Metachromatic leukodystrophy is a genetic condition that occurs due to an enzyme deficiency. Patients with this disorder have an accumulation of lipids (fat deposits) in the white matter of the brain. Lipids also accumulate in the spinal cord and along the peripheral nerves. The condition is frequently caused by a mutation on a gene called arylsulfatase A or sulfatide sulfatase. Metachromatic leukodystrophy has four different types. The first type (infantile form) develops within the first year of life, and the second type (late infantile form) presents in the first two years of life.
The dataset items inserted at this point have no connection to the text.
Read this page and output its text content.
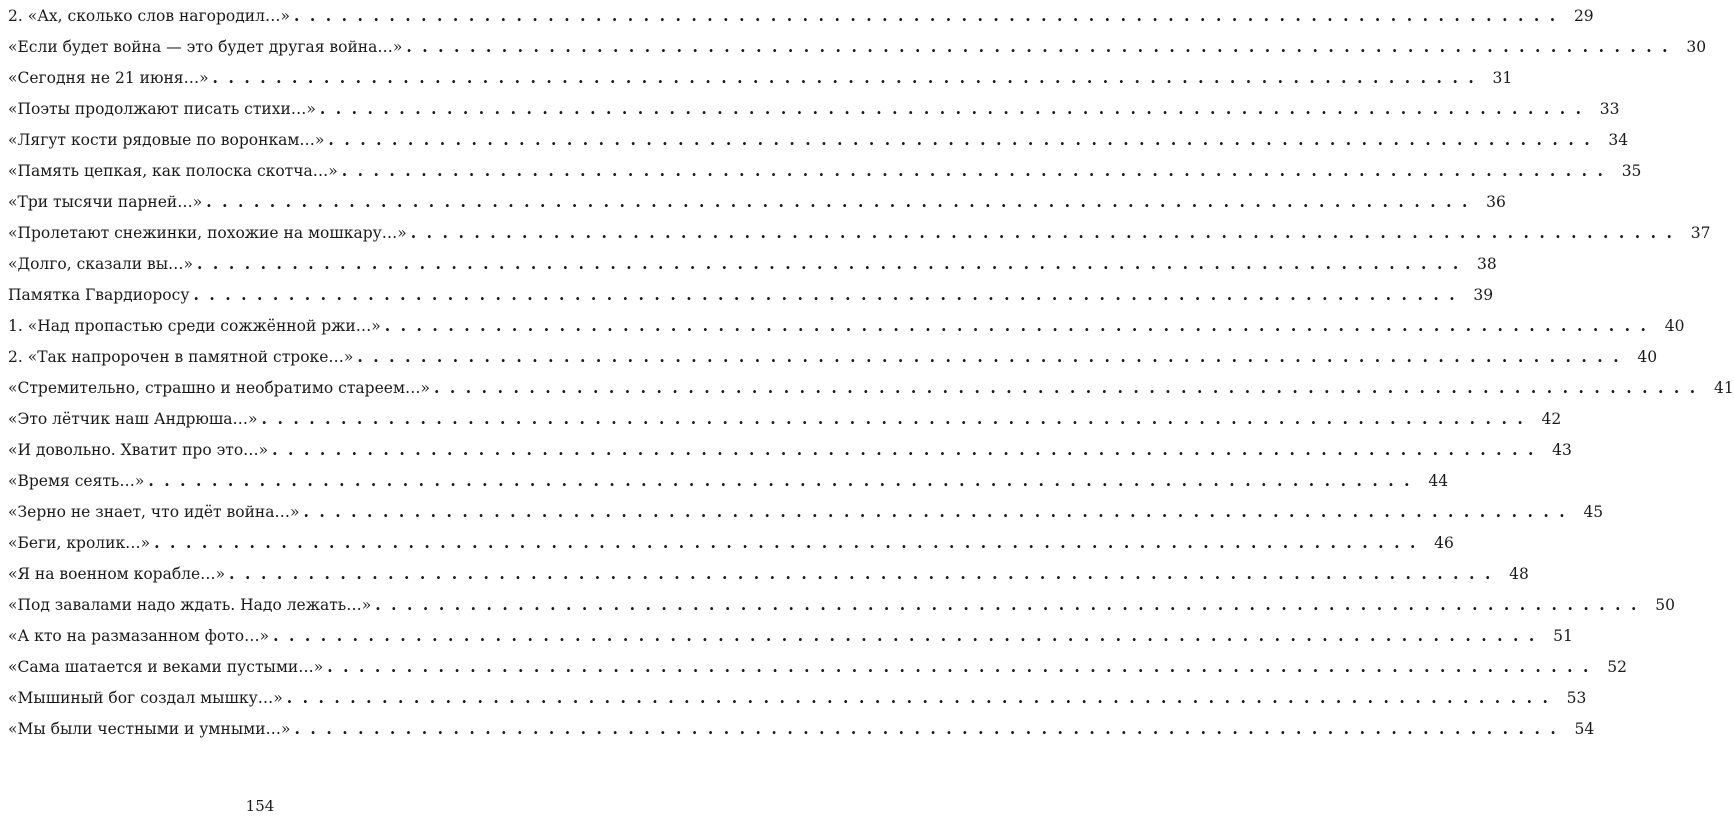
2. «Ах, сколько слов нагородил…» ................................................................................ 29
«Если будет война — это будет другая война…» ................................................................................ 30
«Сегодня не 21 июня…» ................................................................................ 31
«Поэты продолжают писать стихи…» ................................................................................ 33
«Лягут кости рядовые по воронкам…» ................................................................................ 34
«Память цепкая, как полоска скотча…» ................................................................................ 35
«Три тысячи парней…» ................................................................................ 36
«Пролетают снежинки, похожие на мошкару…» ................................................................................ 37
«Долго, сказали вы…» ................................................................................ 38
Памятка Гвардиоросу ................................................................................ 39
1. «Над пропастью среди сожжённой ржи…» ................................................................................ 40
2. «Так напророчен в памятной строке…» ................................................................................ 40
«Стремительно, страшно и необратимо стареем…» ................................................................................ 41
«Это лётчик наш Андрюша…» ................................................................................ 42
«И довольно. Хватит про это…» ................................................................................ 43
«Время сеять…» ................................................................................ 44
«Зерно не знает, что идёт война…» ................................................................................ 45
«Беги, кролик…» ................................................................................ 46
«Я на военном корабле…» ................................................................................ 48
«Под завалами надо ждать. Надо лежать…» ................................................................................ 50
«А кто на размазанном фото…» ................................................................................ 51
«Сама шатается и веками пустыми…» ................................................................................ 52
«Мышиный бог создал мышку…» ................................................................................ 53
«Мы были честными и умными…» ................................................................................ 54
154
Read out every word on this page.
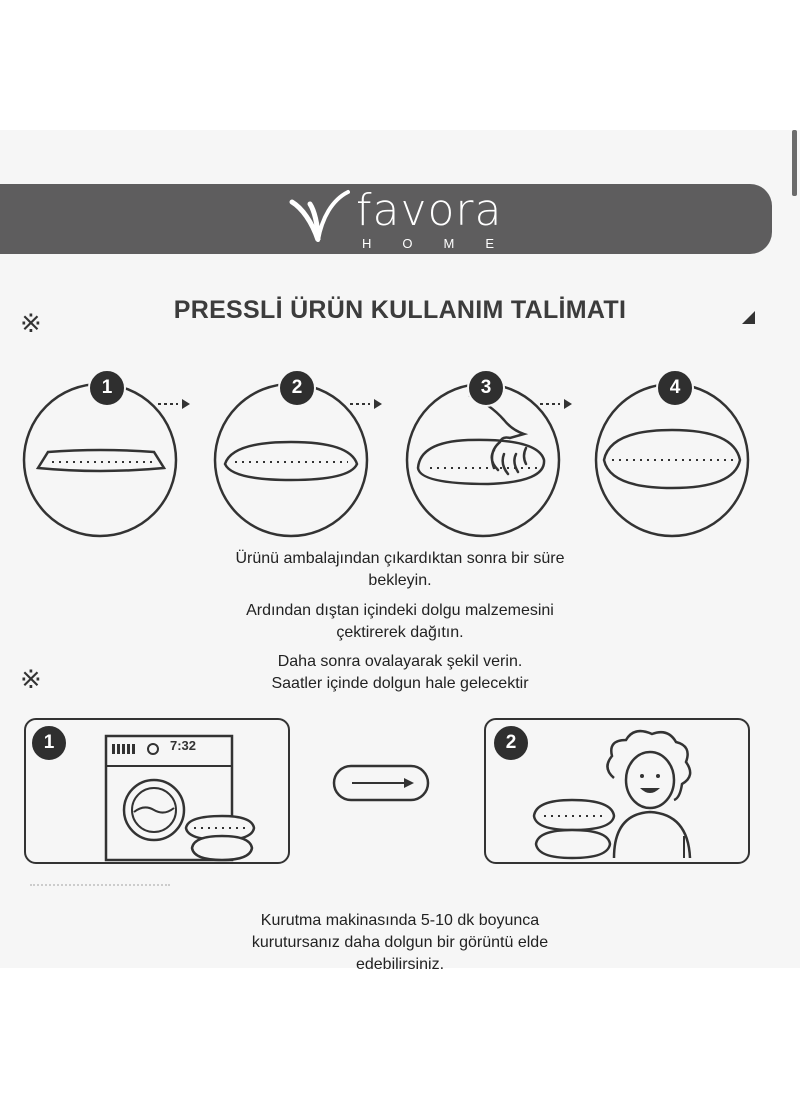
favora
HOME
※	PRESSLİ ÜRÜN KULLANIM TALİMATI
1	2	3	4
Ürünü ambalajından çıkardıktan sonra bir süre
bekleyin.
Ardından dıştan içindeki dolgu malzemesini
çektirerek dağıtın.
Daha sonra ovalayarak şekil verin.
Saatler içinde dolgun hale gelecektir
※
7:32
1	2
Kurutma makinasında 5-10 dk boyunca
kurutursanız daha dolgun bir görüntü elde
edebilirsiniz.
Patients with the third type (juvenile form) begin to show symptoms between the ages of three and sixteen, and individuals with the fourth type (adult form) exhibit the first signs after sixteen years old. Each form of the disease has different symptoms. The particular type of metachromatic leukodystrophy a patient has is almost always the same type their family members have. The life expectancy for patients with the infantile forms of this disease is generally around two to seven years after diagnosis, and patients with the juvenile form normally survive up to eight years post-diagnosis. The adult form of metachromatic leukodystrophy has a life expectancy of between one to three decades after diagnosis. To diagnose this condition, doctors start by performing a physical examination. Blood and urine tests are needed to check for an enzyme deficiency, and patients may also have nerve conduction studies to assess nerve damage, a frequent symptom in patients with metachromatic leukodystrophy. Genetic testing, MRI scans, and cognitive assessments may all be useful in diagnosis.